La dernière étape de cette première séquence a culminé avec le rapt du président Maduro. Kidnappé par des militaires états-uniens, celui-ci a été enlevé et exfiltré dans la nuit du 2 au 3 janvier, achevant cette première séquence de l’agression états-unienne en cours, au titre de la « guerre contre le narcoterrorisme » et d’un procès intenté par l’administration Trump I[14] qui ne fut pas plus combattu par l’administration Biden. A nouveau, cet acte est une violation manifeste du droit international : qu’importe le prétexte (qui comme nous le verrons par la suite est des plus fallacieux), il s’agit là d’un odieux kidnapping, condamné notamment au titre de la Convention internationale pour la protection de toutes les personnes contre les disparitions forcées, qui ne vise que la déstabilisation et la persécution politique[15]. Il se situe par ailleurs, comme les actes mentionnés précédemment, en violation du droit états-unien et des pouvoirs réservés au Congrès.
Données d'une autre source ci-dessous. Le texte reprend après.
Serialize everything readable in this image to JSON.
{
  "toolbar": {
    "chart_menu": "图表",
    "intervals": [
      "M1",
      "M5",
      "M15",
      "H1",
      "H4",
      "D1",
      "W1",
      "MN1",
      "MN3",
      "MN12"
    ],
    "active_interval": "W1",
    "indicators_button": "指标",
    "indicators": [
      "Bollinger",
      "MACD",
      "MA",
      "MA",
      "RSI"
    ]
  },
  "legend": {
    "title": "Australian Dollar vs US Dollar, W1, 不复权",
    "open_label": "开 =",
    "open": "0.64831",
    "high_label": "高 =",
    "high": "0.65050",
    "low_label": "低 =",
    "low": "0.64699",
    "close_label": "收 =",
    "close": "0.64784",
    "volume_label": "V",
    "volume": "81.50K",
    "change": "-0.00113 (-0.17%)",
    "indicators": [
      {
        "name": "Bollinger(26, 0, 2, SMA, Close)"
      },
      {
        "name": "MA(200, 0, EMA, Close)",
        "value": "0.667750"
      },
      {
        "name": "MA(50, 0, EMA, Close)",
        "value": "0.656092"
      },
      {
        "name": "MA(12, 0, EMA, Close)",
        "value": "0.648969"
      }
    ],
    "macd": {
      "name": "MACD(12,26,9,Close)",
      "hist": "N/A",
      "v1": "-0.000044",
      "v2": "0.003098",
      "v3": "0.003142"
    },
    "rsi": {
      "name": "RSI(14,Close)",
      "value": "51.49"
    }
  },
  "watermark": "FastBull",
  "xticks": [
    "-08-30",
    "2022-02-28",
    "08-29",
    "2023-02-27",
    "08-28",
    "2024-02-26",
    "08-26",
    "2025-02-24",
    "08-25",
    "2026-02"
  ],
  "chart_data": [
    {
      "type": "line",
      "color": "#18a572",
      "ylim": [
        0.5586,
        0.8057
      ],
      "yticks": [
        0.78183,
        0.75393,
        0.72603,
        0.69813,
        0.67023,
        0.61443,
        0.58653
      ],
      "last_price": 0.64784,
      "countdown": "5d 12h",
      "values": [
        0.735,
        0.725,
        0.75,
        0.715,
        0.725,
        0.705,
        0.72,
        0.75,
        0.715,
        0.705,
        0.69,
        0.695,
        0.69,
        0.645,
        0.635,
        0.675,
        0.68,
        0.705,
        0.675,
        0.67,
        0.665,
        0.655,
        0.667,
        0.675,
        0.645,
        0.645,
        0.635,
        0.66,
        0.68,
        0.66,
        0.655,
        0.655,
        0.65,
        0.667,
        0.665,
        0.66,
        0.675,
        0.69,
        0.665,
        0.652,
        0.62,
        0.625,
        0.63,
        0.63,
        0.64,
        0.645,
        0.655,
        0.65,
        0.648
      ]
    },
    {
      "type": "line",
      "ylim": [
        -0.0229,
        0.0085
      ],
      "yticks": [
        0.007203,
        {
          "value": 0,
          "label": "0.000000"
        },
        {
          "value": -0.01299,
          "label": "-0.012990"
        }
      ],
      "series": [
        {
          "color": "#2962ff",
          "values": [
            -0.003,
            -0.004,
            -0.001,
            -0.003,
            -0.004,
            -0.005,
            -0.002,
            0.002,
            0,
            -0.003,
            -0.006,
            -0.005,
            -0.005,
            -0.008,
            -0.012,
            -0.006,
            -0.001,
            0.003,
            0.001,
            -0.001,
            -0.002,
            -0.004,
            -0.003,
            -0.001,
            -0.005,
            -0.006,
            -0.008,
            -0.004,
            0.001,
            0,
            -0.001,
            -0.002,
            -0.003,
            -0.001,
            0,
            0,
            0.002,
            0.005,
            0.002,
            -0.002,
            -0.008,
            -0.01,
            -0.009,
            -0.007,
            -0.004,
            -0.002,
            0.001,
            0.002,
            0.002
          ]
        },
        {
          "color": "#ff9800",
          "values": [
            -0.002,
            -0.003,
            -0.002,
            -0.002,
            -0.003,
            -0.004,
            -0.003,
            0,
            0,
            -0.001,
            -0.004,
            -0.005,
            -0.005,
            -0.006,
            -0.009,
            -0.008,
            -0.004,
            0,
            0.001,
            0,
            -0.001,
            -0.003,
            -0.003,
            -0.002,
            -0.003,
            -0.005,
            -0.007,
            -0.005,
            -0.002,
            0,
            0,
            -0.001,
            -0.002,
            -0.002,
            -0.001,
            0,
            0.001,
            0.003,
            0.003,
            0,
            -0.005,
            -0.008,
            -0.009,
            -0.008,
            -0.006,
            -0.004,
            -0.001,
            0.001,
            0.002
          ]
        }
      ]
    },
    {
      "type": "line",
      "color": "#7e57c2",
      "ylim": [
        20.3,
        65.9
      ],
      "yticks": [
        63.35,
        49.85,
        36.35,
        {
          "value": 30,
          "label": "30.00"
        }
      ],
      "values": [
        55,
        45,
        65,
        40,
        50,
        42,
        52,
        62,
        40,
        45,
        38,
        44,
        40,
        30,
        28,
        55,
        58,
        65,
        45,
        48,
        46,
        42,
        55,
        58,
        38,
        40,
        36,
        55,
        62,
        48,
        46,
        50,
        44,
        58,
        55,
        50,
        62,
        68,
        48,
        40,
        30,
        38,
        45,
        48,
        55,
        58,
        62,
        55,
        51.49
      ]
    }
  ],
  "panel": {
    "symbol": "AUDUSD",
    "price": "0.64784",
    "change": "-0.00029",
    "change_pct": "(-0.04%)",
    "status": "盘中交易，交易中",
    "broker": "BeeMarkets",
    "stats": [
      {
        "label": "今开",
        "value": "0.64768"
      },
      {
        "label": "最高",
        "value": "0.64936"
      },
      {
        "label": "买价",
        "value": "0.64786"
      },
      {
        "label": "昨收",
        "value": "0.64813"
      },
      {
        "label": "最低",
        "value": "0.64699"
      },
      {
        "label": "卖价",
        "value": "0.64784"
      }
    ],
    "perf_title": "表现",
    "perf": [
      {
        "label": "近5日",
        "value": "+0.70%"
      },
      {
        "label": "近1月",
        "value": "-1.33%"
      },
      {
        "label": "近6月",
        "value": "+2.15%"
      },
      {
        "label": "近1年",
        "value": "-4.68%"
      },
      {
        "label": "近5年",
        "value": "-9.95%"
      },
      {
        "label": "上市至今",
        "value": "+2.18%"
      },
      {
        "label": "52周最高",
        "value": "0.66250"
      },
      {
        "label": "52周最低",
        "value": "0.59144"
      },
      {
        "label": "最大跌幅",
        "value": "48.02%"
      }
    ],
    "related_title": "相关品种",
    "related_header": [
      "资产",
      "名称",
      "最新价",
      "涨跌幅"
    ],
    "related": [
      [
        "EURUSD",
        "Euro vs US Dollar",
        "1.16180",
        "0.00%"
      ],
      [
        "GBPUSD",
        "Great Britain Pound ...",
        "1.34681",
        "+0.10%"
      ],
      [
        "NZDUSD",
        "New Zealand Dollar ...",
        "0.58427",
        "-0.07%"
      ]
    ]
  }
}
L’agression menée par les États-Unis constitue donc un crime à ajouter à la longue liste de ceux déjà commis, du Panama à l’Irak, et de Cuba à la Somalie. On voit ici comment l’ordre international libéral, quand bien même son droit l’interdit nommément, échoue à traduire dans les faits ce qu’il promet dans les textes lorsque cela se heurte à l’intérêt des bourgeoisies les plus centrales du système-monde capitaliste. Ce qui ne le différencie nullement du droit national, ici états-unien, qui alors même qu’il interdit cette agression est en réalité le nœud du casus belli savamment construit par l’administration Trump. Le système étant celui de la domination bourgeoise, le droit est ultimement plié et remodelé pour satisfaire les ambitions et les intérêts de celle-ci.
La nouvelle guerre globale contre le (narco)terrorisme ?
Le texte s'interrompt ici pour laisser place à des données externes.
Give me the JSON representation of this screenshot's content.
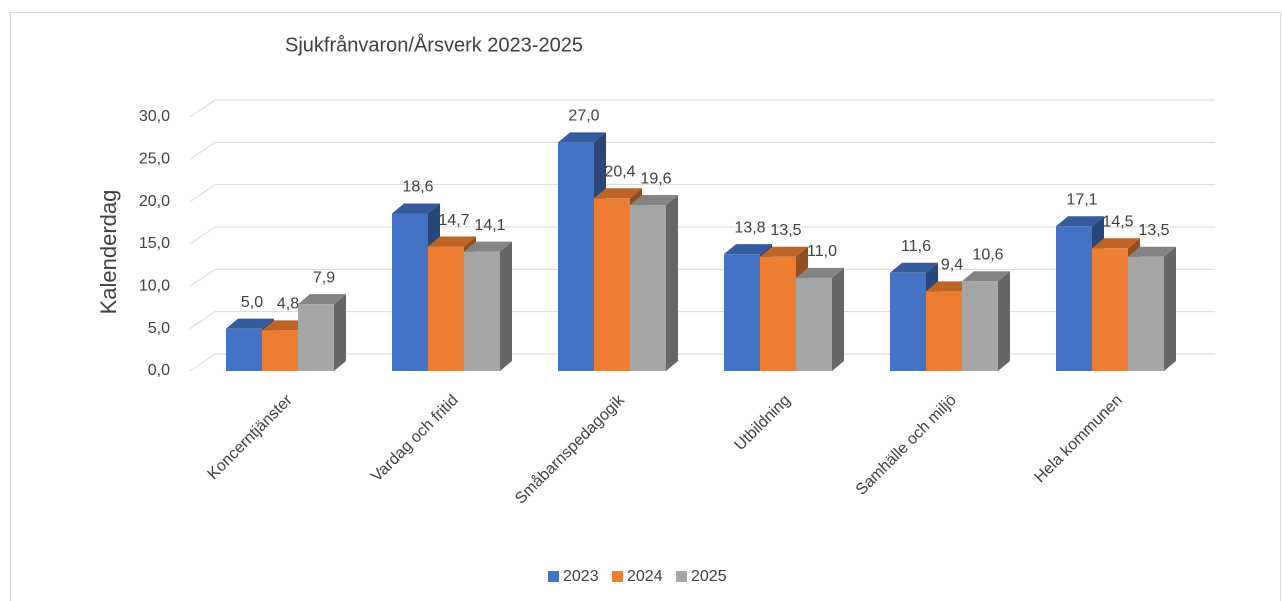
{
  "chart_data": {
    "type": "bar3d",
    "title": "Sjukfrånvaron/Årsverk 2023-2025",
    "y_label": "Kalenderdag",
    "categories": [
      "Koncerntjänster",
      "Vardag och fritid",
      "Småbarnspedagogik",
      "Utbildning",
      "Samhälle och miljö",
      "Hela kommunen"
    ],
    "series": [
      {
        "name": "2023",
        "color": "#4472c4",
        "values": [
          5.0,
          18.6,
          27.0,
          13.8,
          11.6,
          17.1
        ],
        "value_labels": [
          "5,0",
          "18,6",
          "27,0",
          "13,8",
          "11,6",
          "17,1"
        ]
      },
      {
        "name": "2024",
        "color": "#ed7d31",
        "values": [
          4.8,
          14.7,
          20.4,
          13.5,
          9.4,
          14.5
        ],
        "value_labels": [
          "4,8",
          "14,7",
          "20,4",
          "13,5",
          "9,4",
          "14,5"
        ]
      },
      {
        "name": "2025",
        "color": "#a5a5a5",
        "values": [
          7.9,
          14.1,
          19.6,
          11.0,
          10.6,
          13.5
        ],
        "value_labels": [
          "7,9",
          "14,1",
          "19,6",
          "11,0",
          "10,6",
          "13,5"
        ]
      }
    ],
    "ylim": [
      0,
      30
    ],
    "yticks": [
      {
        "value": 0,
        "label": "0,0"
      },
      {
        "value": 5,
        "label": "5,0"
      },
      {
        "value": 10,
        "label": "10,0"
      },
      {
        "value": 15,
        "label": "15,0"
      },
      {
        "value": 20,
        "label": "20,0"
      },
      {
        "value": 25,
        "label": "25,0"
      },
      {
        "value": 30,
        "label": "30,0"
      }
    ],
    "grid": true,
    "legend": "bottom"
  }
}
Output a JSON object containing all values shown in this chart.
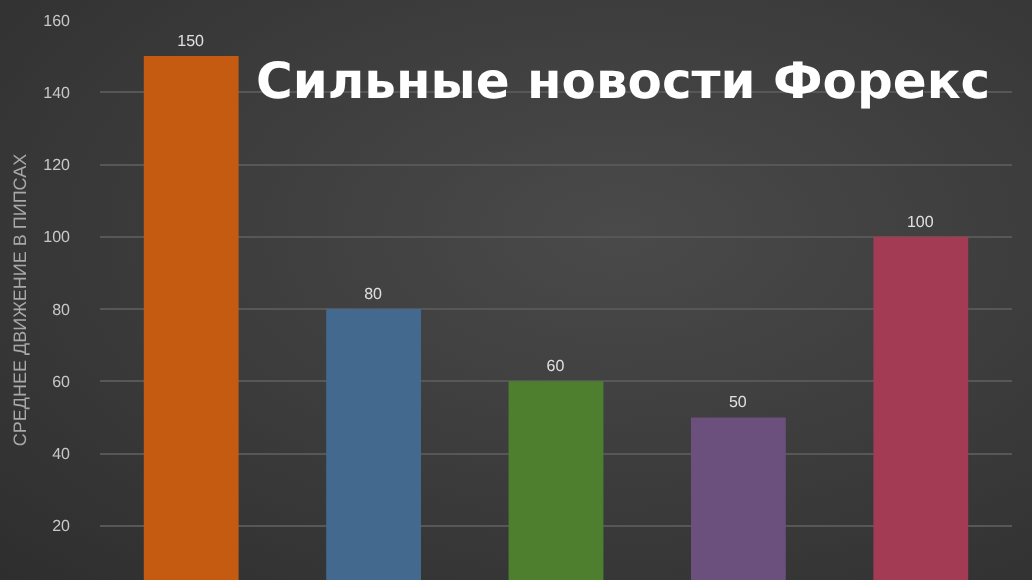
{
  "chart_data": {
    "type": "bar",
    "title": "Сильные новости Форекс",
    "ylabel": "СРЕДНЕЕ ДВИЖЕНИЕ В ПИПСАХ",
    "categories": [
      null,
      null,
      null,
      null,
      null
    ],
    "values": [
      150,
      80,
      60,
      50,
      100
    ],
    "colors": [
      "#c55a11",
      "#44698f",
      "#4e7f2e",
      "#6b4f7d",
      "#a33b55"
    ],
    "ylim": [
      5,
      160
    ],
    "yticks": [
      20,
      40,
      60,
      80,
      100,
      120,
      140,
      160
    ],
    "grid": "y",
    "data_labels": true,
    "tick_labels": "y"
  }
}
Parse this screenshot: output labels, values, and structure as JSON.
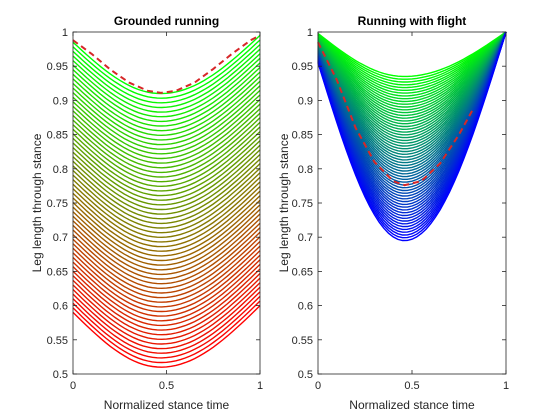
{
  "figure": {
    "background": "#ffffff"
  },
  "chart_data": [
    {
      "type": "line",
      "title": "Grounded running",
      "xlabel": "Normalized stance time",
      "ylabel": "Leg length through stance",
      "xlim": [
        0,
        1
      ],
      "ylim": [
        0.5,
        1.0
      ],
      "xticks": [
        0,
        0.5,
        1
      ],
      "yticks": [
        0.5,
        0.55,
        0.6,
        0.65,
        0.7,
        0.75,
        0.8,
        0.85,
        0.9,
        0.95,
        1
      ],
      "xtick_labels": [
        "0",
        "0.5",
        "1"
      ],
      "ytick_labels": [
        "0.5",
        "0.55",
        "0.6",
        "0.65",
        "0.7",
        "0.75",
        "0.8",
        "0.85",
        "0.9",
        "0.95",
        "1"
      ],
      "grid": false,
      "colors": {
        "family_start": "#00ff00",
        "family_end": "#ff0000",
        "highlight": "#d62728"
      },
      "curve_family": {
        "count": 60,
        "x_end": 1.0,
        "start_y_range": [
          0.985,
          0.59
        ],
        "min_y_range": [
          0.91,
          0.51
        ],
        "min_x": 0.47,
        "end_y_range": [
          0.995,
          0.6
        ],
        "color_from": "#00ff00",
        "color_to": "#ff0000"
      },
      "highlight_curve": {
        "style": "dashed",
        "color": "#d62728",
        "x": [
          0,
          0.1,
          0.2,
          0.3,
          0.4,
          0.47,
          0.55,
          0.65,
          0.75,
          0.85,
          0.95,
          1.0
        ],
        "y": [
          0.988,
          0.968,
          0.945,
          0.926,
          0.914,
          0.911,
          0.914,
          0.926,
          0.946,
          0.968,
          0.988,
          0.995
        ]
      }
    },
    {
      "type": "line",
      "title": "Running with flight",
      "xlabel": "Normalized stance time",
      "ylabel": "Leg length through stance",
      "xlim": [
        0,
        1
      ],
      "ylim": [
        0.5,
        1.0
      ],
      "xticks": [
        0,
        0.5,
        1
      ],
      "yticks": [
        0.5,
        0.55,
        0.6,
        0.65,
        0.7,
        0.75,
        0.8,
        0.85,
        0.9,
        0.95,
        1
      ],
      "xtick_labels": [
        "0",
        "0.5",
        "1"
      ],
      "ytick_labels": [
        "0.5",
        "0.55",
        "0.6",
        "0.65",
        "0.7",
        "0.75",
        "0.8",
        "0.85",
        "0.9",
        "0.95",
        "1"
      ],
      "grid": false,
      "colors": {
        "family_start": "#00ff00",
        "family_end": "#0000ff",
        "highlight": "#d62728"
      },
      "curve_family": {
        "count": 60,
        "x_end": 1.0,
        "start_y_range": [
          0.998,
          0.955
        ],
        "min_y_range": [
          0.935,
          0.695
        ],
        "min_x": 0.46,
        "end_y_range": [
          1.0,
          1.0
        ],
        "color_from": "#00ff00",
        "color_to": "#0000ff"
      },
      "highlight_curve": {
        "style": "dashed",
        "color": "#d62728",
        "x": [
          0,
          0.1,
          0.2,
          0.3,
          0.4,
          0.46,
          0.55,
          0.65,
          0.75,
          0.82
        ],
        "y": [
          0.985,
          0.93,
          0.86,
          0.81,
          0.782,
          0.776,
          0.782,
          0.808,
          0.85,
          0.885
        ]
      }
    }
  ]
}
Si l’on en croit le discours de Donald Trump, le Venezuela serait la clé de voûte du trafic de drogues en Amérique Latine, et le gouvernement Maduro profiterait donc directement de la crise sanitaire liée aux stupéfiants que traversent actuellement les États-Unis. Ce mensonge est un marronnier du discours états-unien anti-vénézuélien, qu’il est aisé de contredire : les opioïdes (notamment le fentanyl) sont la principale catégorie de drogues en termes d’overdoses fatales (voir figure 1), et ne sont ni produits ni acheminés par le Venezuela, d’après la Drug Enforcement Administration (voir figure 2). De même, la majorité de la cocaïne transite plutôt par le Mexique (voir figure 3). On comprend donc difficilement comment le gouvernement Vénézuélien pourrait jouer un rôle de poids dans la distribution et la production des stupéfiants aux États-Unis. Cela sans compter le fait qu’il est acté que cette crise a principalement profité à ceux qui l’ont causée, nommément la firme Purdue qui a commercialisé l’oxycontin, un puissant opioïde anti-douleur causant une forte addiction.[16]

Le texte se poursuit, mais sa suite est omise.